Study Skills & Strategies for Students

Posted on Tuesday, December 12th, 2017

This web story was adapted from a blog post by Blue Cluster Teacher Rebecca Felt.

Photography by Brett Deutsch, 2017

As students prepare for taking tests, it is important that they know ways to study effectively to ensure information is retained rather than just memorized. Below are four strategies that can be helpful for students to use when studying for a test.

Strategy #1: Rhyme it 

Trying to memorize a list of facts or information? Turn it into a rhyme.

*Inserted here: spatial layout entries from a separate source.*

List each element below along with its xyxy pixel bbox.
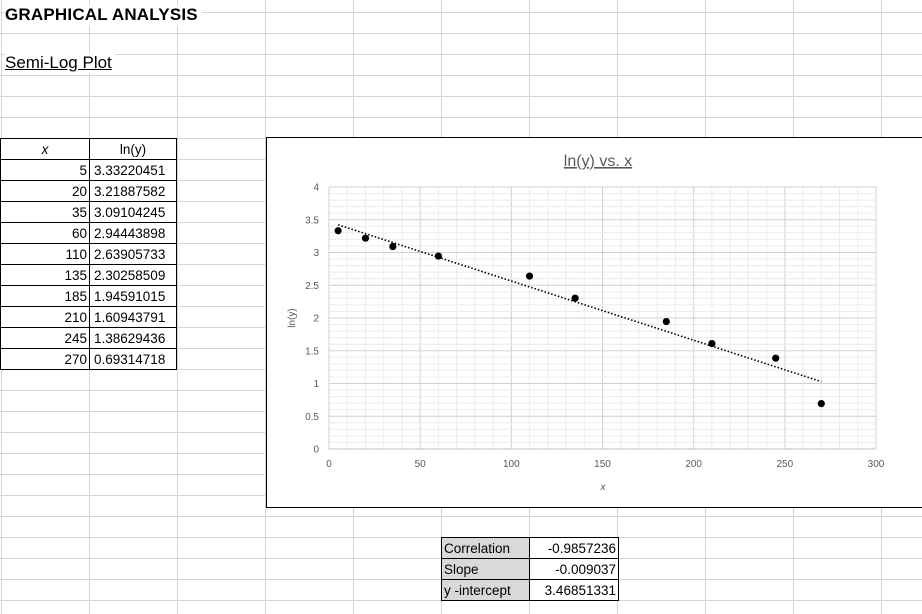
y-tick-label: 1.5 bbox=[305, 346, 319, 357]
linear-trendline bbox=[337, 224, 822, 383]
stats-table: Correlation -0.9857236 Slope -0.009037 y… bbox=[441, 537, 619, 601]
cell-x[interactable]: 245 bbox=[0, 327, 90, 349]
intercept-label[interactable]: y -intercept bbox=[441, 579, 530, 601]
table-row: 60 2.94443898 bbox=[0, 222, 177, 244]
header-x[interactable]: x bbox=[0, 138, 90, 160]
data-table: x ln(y) 5 3.33220451 20 3.21887582 35 3.09104… bbox=[0, 138, 177, 370]
table-row: 185 1.94591015 bbox=[0, 285, 177, 307]
cell-lny[interactable]: 3.21887582 bbox=[89, 180, 177, 202]
x-tick-label: 250 bbox=[776, 459, 793, 470]
x-tick-label: 300 bbox=[868, 459, 885, 470]
y-tick-label: 2.5 bbox=[305, 281, 319, 292]
cell-lny[interactable]: 1.38629436 bbox=[89, 327, 177, 349]
y-tick-label: 4 bbox=[313, 183, 319, 194]
cell-x[interactable]: 60 bbox=[0, 222, 90, 244]
correlation-value[interactable]: -0.9857236 bbox=[529, 537, 619, 559]
data-point bbox=[525, 272, 534, 280]
cell-lny[interactable]: 0.69314718 bbox=[89, 348, 177, 370]
x-tick-label: 200 bbox=[685, 459, 702, 470]
slope-label[interactable]: Slope bbox=[441, 558, 530, 580]
table-row: 35 3.09104245 bbox=[0, 201, 177, 223]
y-tick-label: 1 bbox=[313, 379, 319, 390]
stats-row-slope: Slope -0.009037 bbox=[441, 558, 619, 580]
trendline bbox=[337, 224, 822, 383]
x-tick-label: 50 bbox=[415, 459, 427, 470]
chart[interactable]: 0 50 100 150 200 250 300 0 0.5 1 1.5 2 2.5 3 3.5 4 ln(y… bbox=[266, 137, 922, 508]
table-row: 270 0.69314718 bbox=[0, 348, 177, 370]
data-point bbox=[772, 354, 780, 362]
y-tick-label: 2 bbox=[313, 314, 319, 325]
data-point bbox=[708, 339, 716, 348]
cell-lny[interactable]: 1.60943791 bbox=[89, 306, 177, 328]
data-point bbox=[817, 399, 825, 408]
intercept-value[interactable]: 3.46851331 bbox=[529, 579, 619, 601]
x-tick-label: 100 bbox=[503, 459, 520, 470]
cell-lny[interactable]: 3.09104245 bbox=[89, 201, 177, 223]
cell-lny[interactable]: 1.94591015 bbox=[89, 285, 177, 307]
cell-lny[interactable]: 2.63905733 bbox=[89, 243, 177, 265]
data-point bbox=[662, 317, 670, 326]
y-tick-label: 0.5 bbox=[305, 412, 319, 423]
table-row: 135 2.30258509 bbox=[0, 264, 177, 286]
table-row: 210 1.60943791 bbox=[0, 306, 177, 328]
cell-x[interactable]: 270 bbox=[0, 348, 90, 370]
table-row: 245 1.38629436 bbox=[0, 327, 177, 349]
y-tick-label: 3.5 bbox=[305, 215, 319, 226]
table-row: 5 3.33220451 bbox=[0, 159, 177, 181]
stats-row-intercept: y -intercept 3.46851331 bbox=[441, 579, 619, 601]
sheet-title: GRAPHICAL ANALYSIS bbox=[5, 5, 202, 25]
cell-x[interactable]: 110 bbox=[0, 243, 90, 265]
y-axis-label: ln(y) bbox=[287, 308, 298, 327]
cell-x[interactable]: 210 bbox=[0, 306, 90, 328]
cell-lny[interactable]: 2.30258509 bbox=[89, 264, 177, 286]
data-point bbox=[571, 294, 579, 302]
data-point bbox=[361, 234, 370, 242]
cell-x[interactable]: 5 bbox=[0, 159, 90, 181]
cell-x[interactable]: 35 bbox=[0, 201, 90, 223]
table-header-row: x ln(y) bbox=[0, 138, 177, 160]
cell-lny[interactable]: 3.33220451 bbox=[89, 159, 177, 181]
x-axis-label: x bbox=[600, 482, 607, 493]
slope-value[interactable]: -0.009037 bbox=[529, 558, 619, 580]
table-row: 20 3.21887582 bbox=[0, 180, 177, 202]
data-point bbox=[434, 252, 442, 260]
data-point bbox=[389, 242, 397, 251]
cell-x[interactable]: 135 bbox=[0, 264, 90, 286]
chart-svg: 0 50 100 150 200 250 300 0 0.5 1 1.5 2 2.5 3 3.5 4 ln(y… bbox=[287, 153, 885, 493]
data-point bbox=[334, 227, 342, 235]
stats-row-correlation: Correlation -0.9857236 bbox=[441, 537, 619, 559]
chart-grid bbox=[328, 186, 877, 450]
cell-x[interactable]: 20 bbox=[0, 180, 90, 202]
cell-lny[interactable]: 2.94443898 bbox=[89, 222, 177, 244]
data-points bbox=[334, 227, 825, 408]
y-tick-label: 0 bbox=[313, 445, 319, 456]
x-tick-label: 0 bbox=[326, 459, 332, 470]
x-tick-label: 150 bbox=[594, 459, 611, 470]
chart-ticks: 0 50 100 150 200 250 300 0 0.5 1 1.5 2 2.5 3 3.5 4 bbox=[305, 183, 885, 471]
header-lny[interactable]: ln(y) bbox=[89, 138, 177, 160]
chart-title: ln(y) vs. x bbox=[564, 153, 632, 170]
correlation-label[interactable]: Correlation bbox=[441, 537, 530, 559]
y-tick-label: 3 bbox=[313, 248, 319, 259]
table-row: 110 2.63905733 bbox=[0, 243, 177, 265]
sheet-subtitle: Semi-Log Plot bbox=[5, 53, 115, 73]
cell-x[interactable]: 185 bbox=[0, 285, 90, 307]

Ancient storytellers who didn’t know how to read or write could recite epic-length poems completely from memory. They depended on rhythm, alliteration, and rhyming words to help trigger their memories of the entire work. Throughout history, many people have used short rhymes to help them remember various facts.  Some of the more well-known rhymes used for remembering facts are “In 1492, Columbus sailed the ocean blue,” or “30 days has September, April, June, and November.”

Strategy #2: Create an Acronym

Do you have a list of information or a formula that you must memorize? Turn it into an acronym.

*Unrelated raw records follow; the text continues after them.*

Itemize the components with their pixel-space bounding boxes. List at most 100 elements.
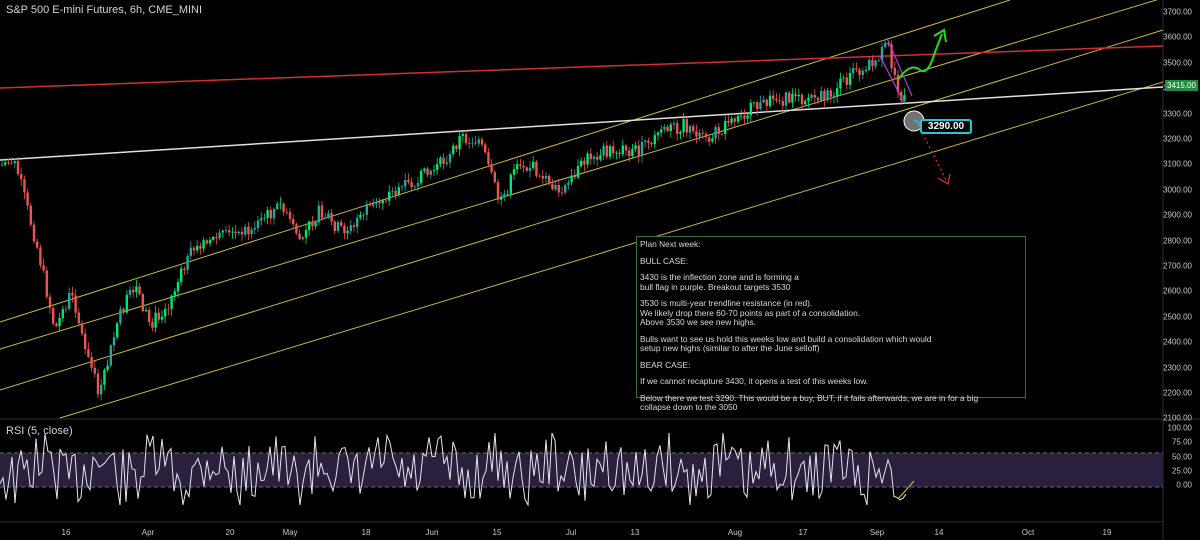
candle-body	[749, 102, 752, 116]
candle-body	[397, 187, 400, 195]
price-tick-label: 3000.00	[1163, 185, 1192, 195]
candle-body	[212, 236, 215, 240]
candle-body	[672, 123, 676, 125]
note-paragraph: If we cannot recapture 3430, it opens a …	[640, 376, 869, 386]
channel-line-2[interactable]	[0, 0, 1163, 350]
candle-body	[685, 119, 688, 133]
candle-body	[592, 156, 596, 160]
candle-body	[58, 317, 61, 327]
chart-title: S&P 500 E-mini Futures, 6h, CME_MINI	[6, 4, 203, 16]
candle-body	[343, 225, 346, 234]
candle-body	[314, 222, 317, 227]
candle-body	[634, 145, 637, 149]
candle-body	[522, 165, 525, 168]
candle-body	[551, 183, 554, 190]
candle-body	[493, 172, 496, 183]
candle-body	[74, 295, 77, 313]
candle-body	[48, 296, 52, 308]
candle-body	[333, 221, 336, 232]
candle-body	[32, 224, 36, 242]
candle-body	[807, 97, 810, 101]
candle-body	[669, 124, 672, 132]
candle-body	[244, 226, 247, 235]
candle-body	[196, 245, 199, 251]
candle-body	[231, 231, 234, 233]
candle-body	[420, 170, 423, 184]
candle-body	[439, 157, 442, 165]
trading-plan-note[interactable]: Plan Next week: BULL CASE: 3430 is the i…	[636, 236, 1026, 412]
candle-body	[800, 94, 804, 105]
time-tick-label: 14	[934, 528, 944, 537]
candle-body	[893, 67, 896, 75]
candle-body	[304, 230, 308, 238]
candle-body	[858, 69, 861, 75]
candle-body	[448, 153, 452, 163]
candle-body	[221, 230, 224, 233]
price-tick-label: 2100.00	[1163, 413, 1192, 423]
rsi-title: RSI (5, close)	[6, 425, 73, 437]
candle-body	[871, 59, 874, 67]
rsi-trend-arrow[interactable]	[897, 480, 915, 500]
channel-line-3[interactable]	[0, 29, 1164, 391]
candlestick-series	[0, 40, 906, 401]
candle-body	[167, 308, 170, 310]
note-paragraph: 3530 is multi-year trendline resistance …	[640, 298, 861, 327]
candle-body	[765, 99, 768, 107]
candle-body	[442, 157, 445, 164]
candle-body	[132, 289, 135, 293]
candle-body	[436, 164, 439, 170]
candle-body	[452, 145, 455, 154]
candle-body	[903, 95, 906, 101]
resistance-trendline[interactable]	[0, 45, 1164, 89]
candle-body	[317, 205, 320, 223]
candle-body	[224, 230, 228, 232]
candle-body	[349, 225, 352, 231]
support-trendline[interactable]	[0, 86, 1164, 161]
candle-body	[234, 231, 237, 234]
candle-body	[352, 225, 356, 227]
candle-body	[68, 292, 71, 309]
candle-body	[784, 92, 788, 106]
candle-body	[125, 294, 128, 313]
candle-body	[416, 183, 420, 187]
candle-body	[688, 126, 692, 133]
candle-body	[503, 193, 506, 197]
candle-body	[391, 190, 394, 192]
bull-flag-pattern[interactable]	[879, 37, 913, 104]
candle-body	[183, 268, 186, 270]
candle-body	[295, 224, 298, 234]
candle-body	[426, 168, 429, 175]
candle-body	[199, 245, 202, 249]
candle-body	[320, 205, 324, 219]
candle-body	[772, 95, 775, 99]
candle-body	[832, 95, 836, 97]
candle-body	[55, 323, 58, 327]
candle-body	[247, 226, 250, 235]
candle-body	[714, 127, 717, 139]
candle-body	[756, 102, 759, 110]
candle-body	[692, 126, 695, 132]
candle-body	[372, 203, 375, 206]
flag-lower-line	[879, 55, 905, 104]
bull-projection-arrow[interactable]	[897, 33, 943, 81]
candle-body	[842, 77, 845, 79]
candle-body	[359, 214, 362, 218]
ascending-channel[interactable]	[0, 0, 1164, 419]
candle-body	[778, 100, 781, 102]
candle-body	[52, 307, 55, 324]
candle-body	[218, 232, 221, 239]
price-tick-label: 2800.00	[1163, 236, 1192, 246]
candle-body	[208, 239, 212, 244]
candle-body	[260, 218, 263, 221]
candle-body	[180, 268, 183, 283]
flag-upper-line	[886, 37, 913, 97]
candle-body	[618, 152, 621, 155]
candle-body	[311, 221, 314, 227]
candle-body	[87, 349, 90, 357]
candle-body	[519, 164, 522, 166]
channel-line-1[interactable]	[0, 0, 1011, 323]
candle-body	[458, 135, 461, 150]
price-target-callout[interactable]: 3290.00	[920, 119, 972, 134]
channel-line-4[interactable]	[59, 81, 1164, 419]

An acronym is a word that is formed by taking the first letters from several words in a series. It can be helpful when you are memorizing a list of facts or a formula. For example, PEMDAS. Used in math to describe the order of operation, PEMDAS stands for parenthesis, exponents, multiplication, division, addition, subtraction. Some people also remember it as, “Please excuse my dear Aunt Sally.” Another example of an acronym is ROYGBIV, for the colors of the rainbow. (Red, orange, yellow, green, blue, indigo, violet.)

Strategy #3: Make an Association


Do you need to memorize a fact about a person or an event? Plan out a mental association.

Another mnemonic device is to think of a word or image that you associate with both the term and its definition. This mental association is a link between the term and the information you hope to remember about it.

For example, if you want to remember that Edison created the light bulb, you can look at Edison’s name and see the word SON in it.  “SON” sounds like “SUN” so you can associate Edison’s name with the sun.  The sun is a source of light.  So, by linking Edison with the sun, you can bring to mind the image of light and the light bulb.

Strategy #4: Draw a Picture

Are you a visual learner? Draw a picture to help you remember a concept.

You’ve probably heard the expression, “A picture is worth a thousands words.”  Well, it’s also much easier to remember pictures than words. You can therefore use mental images and pictures instead of words and phrases to help you remember something.

For example, one way to associate two or more words together is to create a picture in your mind that connects them. The Battle of Saratoga was a major turning point in the Revolutionary War because 6,000 British Troops surrendered. See the example above, where the emphasis was on working through a way to represent the information visually could help create a stronger memory of the concept.